In contrast, nuclear generates huge amounts of energy via . Uranium mining is less environmentally impactful than coal/oil/gas and nuclear pants take up less space (1/500 th) than wind or solar. Lower carbon footprint than all alternatives and safer: Coal kills 387 times more people per kWh of electricity generated.
Nuclear energy is currently expensive due to primarily due to regulatory hurdles ( ~ $ 200 million per plant ), whilst solar is cheap in part due to subsidies that may be about to dry up. There is potential for new reactors to be installed on offshore cities (solving NIMBY problem), the development of cheap modular designs, to be fuelled by abundant thorium or even uranium extracted from seawater!
The benefits of an energy source that is cleaner, denser, + cheaper than fossil fuels would be immense (think easy desalination of seawater.)

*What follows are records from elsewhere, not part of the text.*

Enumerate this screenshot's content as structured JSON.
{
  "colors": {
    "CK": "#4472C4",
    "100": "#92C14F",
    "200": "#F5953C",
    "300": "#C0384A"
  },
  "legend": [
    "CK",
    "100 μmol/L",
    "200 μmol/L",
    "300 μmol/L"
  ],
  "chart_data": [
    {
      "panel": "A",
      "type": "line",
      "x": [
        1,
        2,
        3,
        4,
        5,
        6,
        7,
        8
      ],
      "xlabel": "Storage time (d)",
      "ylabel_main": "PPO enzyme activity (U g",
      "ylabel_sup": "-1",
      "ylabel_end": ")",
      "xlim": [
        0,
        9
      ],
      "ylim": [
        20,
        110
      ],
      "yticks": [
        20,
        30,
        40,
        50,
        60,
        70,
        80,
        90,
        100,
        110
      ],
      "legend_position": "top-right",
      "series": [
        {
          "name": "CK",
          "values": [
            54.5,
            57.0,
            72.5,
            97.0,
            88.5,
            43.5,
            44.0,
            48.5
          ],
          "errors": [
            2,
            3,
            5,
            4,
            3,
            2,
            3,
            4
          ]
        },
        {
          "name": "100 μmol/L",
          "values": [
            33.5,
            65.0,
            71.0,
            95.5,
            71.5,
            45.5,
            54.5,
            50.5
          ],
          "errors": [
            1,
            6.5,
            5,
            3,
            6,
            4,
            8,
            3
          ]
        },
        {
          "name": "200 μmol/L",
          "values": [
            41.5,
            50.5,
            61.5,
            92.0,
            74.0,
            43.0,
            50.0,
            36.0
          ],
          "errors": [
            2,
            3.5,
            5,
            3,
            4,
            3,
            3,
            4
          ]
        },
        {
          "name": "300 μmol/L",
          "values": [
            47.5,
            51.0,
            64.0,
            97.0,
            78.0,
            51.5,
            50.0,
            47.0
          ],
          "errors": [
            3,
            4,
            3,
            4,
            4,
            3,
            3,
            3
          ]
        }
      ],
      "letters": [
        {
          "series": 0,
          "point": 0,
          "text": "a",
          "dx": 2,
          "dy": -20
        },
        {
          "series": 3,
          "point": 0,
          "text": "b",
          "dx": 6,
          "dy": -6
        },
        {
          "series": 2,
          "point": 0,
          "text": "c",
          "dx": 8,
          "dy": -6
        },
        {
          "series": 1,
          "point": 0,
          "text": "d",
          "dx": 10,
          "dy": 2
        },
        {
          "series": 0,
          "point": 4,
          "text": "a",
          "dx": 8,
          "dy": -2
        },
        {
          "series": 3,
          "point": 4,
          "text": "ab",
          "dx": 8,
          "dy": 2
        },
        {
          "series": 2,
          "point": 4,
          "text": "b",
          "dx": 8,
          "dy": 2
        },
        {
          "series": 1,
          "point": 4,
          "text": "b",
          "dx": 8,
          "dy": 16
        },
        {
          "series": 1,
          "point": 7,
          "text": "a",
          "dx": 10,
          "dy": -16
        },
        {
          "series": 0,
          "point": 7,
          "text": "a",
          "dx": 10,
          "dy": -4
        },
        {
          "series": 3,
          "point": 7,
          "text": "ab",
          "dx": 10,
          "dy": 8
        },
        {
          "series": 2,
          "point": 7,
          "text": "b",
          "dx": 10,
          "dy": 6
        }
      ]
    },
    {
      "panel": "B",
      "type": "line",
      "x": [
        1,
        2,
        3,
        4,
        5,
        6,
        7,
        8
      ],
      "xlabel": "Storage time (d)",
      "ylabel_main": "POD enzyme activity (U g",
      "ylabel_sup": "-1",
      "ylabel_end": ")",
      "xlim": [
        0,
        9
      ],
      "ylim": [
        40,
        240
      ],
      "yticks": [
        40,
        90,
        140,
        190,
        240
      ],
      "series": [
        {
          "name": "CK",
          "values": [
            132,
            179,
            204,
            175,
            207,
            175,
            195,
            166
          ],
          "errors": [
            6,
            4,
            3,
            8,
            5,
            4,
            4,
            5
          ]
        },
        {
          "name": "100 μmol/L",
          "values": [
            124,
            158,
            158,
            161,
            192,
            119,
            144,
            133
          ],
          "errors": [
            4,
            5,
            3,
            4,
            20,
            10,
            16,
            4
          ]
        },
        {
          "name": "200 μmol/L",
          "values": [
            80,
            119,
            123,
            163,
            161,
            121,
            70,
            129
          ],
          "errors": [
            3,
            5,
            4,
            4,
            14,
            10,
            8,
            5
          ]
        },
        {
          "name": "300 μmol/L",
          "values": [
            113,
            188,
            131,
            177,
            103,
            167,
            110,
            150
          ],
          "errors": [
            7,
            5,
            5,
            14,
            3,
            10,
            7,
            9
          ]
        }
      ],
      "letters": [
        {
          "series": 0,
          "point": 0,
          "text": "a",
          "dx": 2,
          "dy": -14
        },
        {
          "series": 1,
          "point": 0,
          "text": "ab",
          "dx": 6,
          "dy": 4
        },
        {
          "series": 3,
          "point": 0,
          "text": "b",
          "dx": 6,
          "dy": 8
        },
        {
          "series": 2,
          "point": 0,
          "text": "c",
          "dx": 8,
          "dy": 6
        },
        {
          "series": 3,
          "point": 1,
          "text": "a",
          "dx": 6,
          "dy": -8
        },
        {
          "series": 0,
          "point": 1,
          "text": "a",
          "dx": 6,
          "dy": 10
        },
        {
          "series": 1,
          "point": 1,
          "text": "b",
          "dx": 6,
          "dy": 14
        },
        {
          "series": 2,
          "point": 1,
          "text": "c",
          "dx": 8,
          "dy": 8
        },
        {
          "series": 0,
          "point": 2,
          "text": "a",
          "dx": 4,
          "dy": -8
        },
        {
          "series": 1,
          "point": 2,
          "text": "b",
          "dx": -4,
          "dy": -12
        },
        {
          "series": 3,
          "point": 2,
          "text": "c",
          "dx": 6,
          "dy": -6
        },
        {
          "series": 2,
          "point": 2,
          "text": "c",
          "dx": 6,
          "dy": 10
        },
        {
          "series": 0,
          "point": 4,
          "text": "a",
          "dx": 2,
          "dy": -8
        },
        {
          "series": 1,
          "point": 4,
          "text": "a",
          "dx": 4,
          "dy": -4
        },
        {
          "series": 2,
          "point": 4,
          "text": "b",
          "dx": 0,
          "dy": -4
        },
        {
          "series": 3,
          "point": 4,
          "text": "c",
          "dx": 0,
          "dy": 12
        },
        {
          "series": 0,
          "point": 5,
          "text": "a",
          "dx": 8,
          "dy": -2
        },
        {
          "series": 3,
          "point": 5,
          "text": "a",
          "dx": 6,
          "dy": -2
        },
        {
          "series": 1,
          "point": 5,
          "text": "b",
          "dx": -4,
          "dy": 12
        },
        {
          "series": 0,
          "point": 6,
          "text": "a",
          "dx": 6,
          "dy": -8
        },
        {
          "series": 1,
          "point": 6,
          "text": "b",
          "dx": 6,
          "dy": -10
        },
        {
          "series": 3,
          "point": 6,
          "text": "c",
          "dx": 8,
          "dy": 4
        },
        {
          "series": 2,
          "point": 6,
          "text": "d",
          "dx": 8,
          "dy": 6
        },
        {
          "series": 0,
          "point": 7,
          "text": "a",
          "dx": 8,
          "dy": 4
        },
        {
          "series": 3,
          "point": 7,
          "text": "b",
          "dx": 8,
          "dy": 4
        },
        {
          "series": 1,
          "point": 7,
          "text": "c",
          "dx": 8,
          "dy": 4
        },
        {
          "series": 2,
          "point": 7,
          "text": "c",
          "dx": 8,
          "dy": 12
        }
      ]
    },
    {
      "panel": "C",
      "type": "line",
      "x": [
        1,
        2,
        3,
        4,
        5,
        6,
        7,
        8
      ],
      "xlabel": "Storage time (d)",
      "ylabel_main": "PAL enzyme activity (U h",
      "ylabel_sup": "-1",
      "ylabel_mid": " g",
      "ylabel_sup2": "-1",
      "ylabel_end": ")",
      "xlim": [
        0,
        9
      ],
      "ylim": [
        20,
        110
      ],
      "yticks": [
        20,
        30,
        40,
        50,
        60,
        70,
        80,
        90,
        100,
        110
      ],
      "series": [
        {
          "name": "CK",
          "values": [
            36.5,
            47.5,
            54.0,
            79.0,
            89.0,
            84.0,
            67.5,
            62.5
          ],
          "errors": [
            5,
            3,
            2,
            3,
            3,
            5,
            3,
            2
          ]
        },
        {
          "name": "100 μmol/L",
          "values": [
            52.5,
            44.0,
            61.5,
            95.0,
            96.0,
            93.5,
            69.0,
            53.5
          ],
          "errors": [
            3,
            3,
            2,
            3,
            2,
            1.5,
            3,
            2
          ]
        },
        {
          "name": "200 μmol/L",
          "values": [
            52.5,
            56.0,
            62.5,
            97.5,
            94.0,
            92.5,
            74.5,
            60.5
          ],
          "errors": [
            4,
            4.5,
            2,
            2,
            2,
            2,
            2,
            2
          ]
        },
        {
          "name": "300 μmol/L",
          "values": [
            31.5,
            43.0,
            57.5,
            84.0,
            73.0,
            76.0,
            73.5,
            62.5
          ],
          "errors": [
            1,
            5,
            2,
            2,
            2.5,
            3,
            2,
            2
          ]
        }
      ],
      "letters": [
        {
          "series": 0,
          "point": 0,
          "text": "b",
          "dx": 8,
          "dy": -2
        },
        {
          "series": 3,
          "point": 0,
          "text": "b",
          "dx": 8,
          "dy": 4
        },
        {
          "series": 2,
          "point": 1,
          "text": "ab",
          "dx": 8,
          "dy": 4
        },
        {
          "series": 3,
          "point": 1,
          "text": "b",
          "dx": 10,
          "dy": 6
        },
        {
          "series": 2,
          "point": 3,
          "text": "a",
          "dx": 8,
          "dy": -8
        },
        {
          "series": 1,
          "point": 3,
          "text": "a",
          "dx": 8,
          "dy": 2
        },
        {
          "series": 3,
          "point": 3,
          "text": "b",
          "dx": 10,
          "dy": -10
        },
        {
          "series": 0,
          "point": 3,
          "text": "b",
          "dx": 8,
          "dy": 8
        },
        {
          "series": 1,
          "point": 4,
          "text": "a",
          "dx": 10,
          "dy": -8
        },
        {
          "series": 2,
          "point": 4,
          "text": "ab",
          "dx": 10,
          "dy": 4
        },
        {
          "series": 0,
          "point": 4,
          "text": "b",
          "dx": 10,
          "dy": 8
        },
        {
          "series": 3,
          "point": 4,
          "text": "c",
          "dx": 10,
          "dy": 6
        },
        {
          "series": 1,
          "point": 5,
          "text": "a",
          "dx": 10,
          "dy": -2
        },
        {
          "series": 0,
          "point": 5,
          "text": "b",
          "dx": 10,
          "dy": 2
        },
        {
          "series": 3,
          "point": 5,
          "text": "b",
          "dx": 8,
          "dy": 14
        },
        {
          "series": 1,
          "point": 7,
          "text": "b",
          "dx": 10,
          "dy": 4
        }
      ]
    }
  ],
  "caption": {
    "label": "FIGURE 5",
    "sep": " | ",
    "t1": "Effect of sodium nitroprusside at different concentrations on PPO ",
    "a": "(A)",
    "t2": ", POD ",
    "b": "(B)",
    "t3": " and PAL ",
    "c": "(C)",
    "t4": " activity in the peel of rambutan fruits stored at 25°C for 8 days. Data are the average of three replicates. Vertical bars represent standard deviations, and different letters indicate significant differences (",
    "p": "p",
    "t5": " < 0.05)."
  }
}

Cooling the atmosphere by reducing solar radiation - Keith
A solar geo-engineering method to reduce the effects of climate change by reflecting the amount of sunlight incident on the Earth. This would work by injecting the stratosphere with either sulphates (potentially problematic as they could produce sulphuric acid which damages the ozone layer) or calcites. Rather than being a panacea to CO2 emissions and global warming, it would instead give some breathing space to keep the global temperature rise to within 2 degrees of pre-industrial levels, whilst methods to reduce and remove the quantity of CO2 in the atmosphere are developed.
A quarter of the world’s homicides take place in just four countries - UNODC
These are Mexico, Columbia, Brazil and Venezuela. This is an interesting realisation that the distribution of homicides is highly lopsided. This skew is fractal in the sense that within a country most homicides occurs in a few cities, and within the city a few neighborhoods. This is in fact good news as it means that the rate of homicide can be drastically reduced by targeting just a few key areas. See e.g. Instinto de Vida, an attempt to halve homicide in Latin America within a decade.